Birkeland believed that auroral electrons came from the Sun, and the electron gun, aimed at the terrella, represented that source. The air in the tank was then pumped out (as well as one could do so 100 years ago) and Birkeland was gratified to see that the electron beam indeed converged towards the polar regions of the terrella and avoided the equator.
There remained one puzzle. Polar explorers had reported that the aurora was
extremely rare near the magnetic poles themselves. Why? A few of Birkeland's experiments indeed produced a ring of light with a dark center, but in general he only got a polar patch of light, covering the magnetic poles of the terrella. Birkeland's younger friend, the mathematician Carl Stoermer, analyzed the motion of the electrons mathematically and even computed many of their orbits, a tough task in the pre-computer days around 1907-10. He found no compelling reason why electrons entering the field from far away would avoid the poles.

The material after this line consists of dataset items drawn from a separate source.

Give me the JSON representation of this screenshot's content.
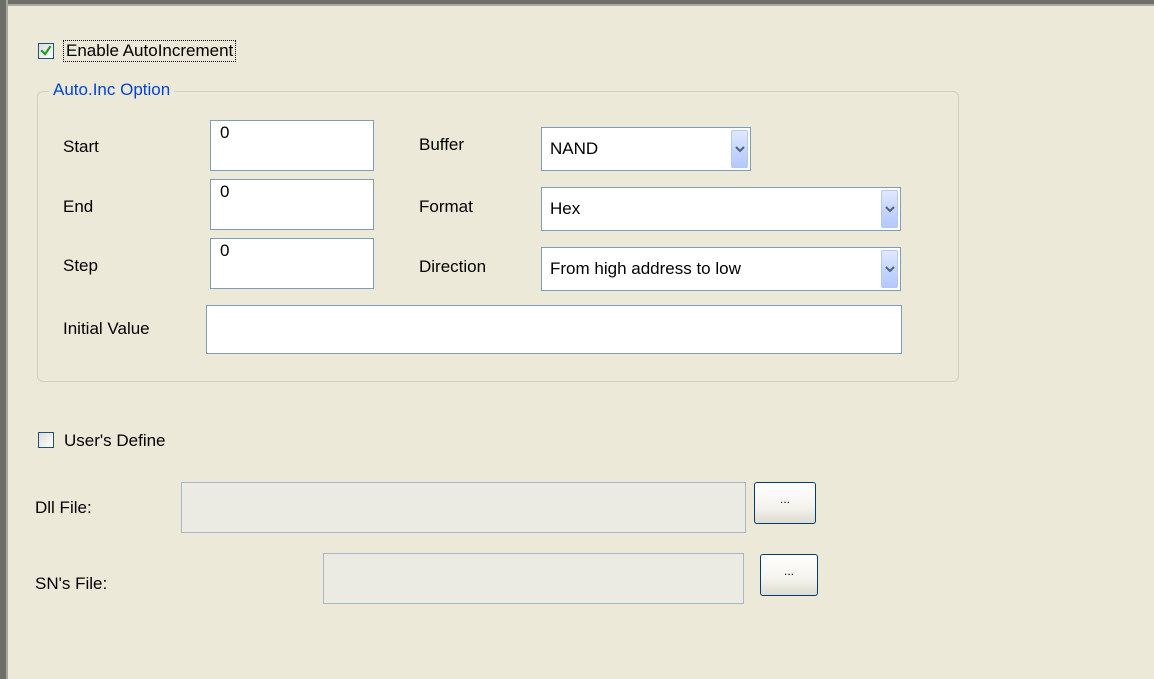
{
  "enable_autoincrement": {
    "label": "Enable AutoIncrement",
    "checked": true
  },
  "auto_inc_option": {
    "group_title": "Auto.Inc Option",
    "start": {
      "label": "Start",
      "value": "0"
    },
    "end": {
      "label": "End",
      "value": "0"
    },
    "step": {
      "label": "Step",
      "value": "0"
    },
    "initial_value": {
      "label": "Initial Value",
      "value": ""
    },
    "buffer": {
      "label": "Buffer",
      "selected": "NAND"
    },
    "format": {
      "label": "Format",
      "selected": "Hex"
    },
    "direction": {
      "label": "Direction",
      "selected": "From high address to low"
    }
  },
  "users_define": {
    "label": "User's Define",
    "checked": false
  },
  "dll_file": {
    "label": "Dll File:",
    "value": "",
    "browse_label": "..."
  },
  "sn_file": {
    "label": "SN's File:",
    "value": "",
    "browse_label": "..."
  },
  "colors": {
    "background": "#ece9d8",
    "group_title": "#0046d5",
    "checkmark": "#21a121",
    "input_border": "#7f9db9",
    "disabled_input": "#ebebe4"
  },
  "icons": {
    "checkbox_check": "checkmark-icon",
    "combo_arrow": "chevron-down-icon"
  }
}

Stoermer died in 1957, still frustrated by this problem. The answer only came
when satellites began probing the distant magnetosphere. They showed
conclusively that the aurora did not in general come from the Sun or from
distant space, but originated in the Earth's own magnetosphere. On the other
hand, the electrons of the polar rain (see files linked to the bottom of this page), which apparently did come from the Sun,
were indeed found in patches surrounding the magnetic poles, exactly like the
patches of light Birkeland observed on his terrella.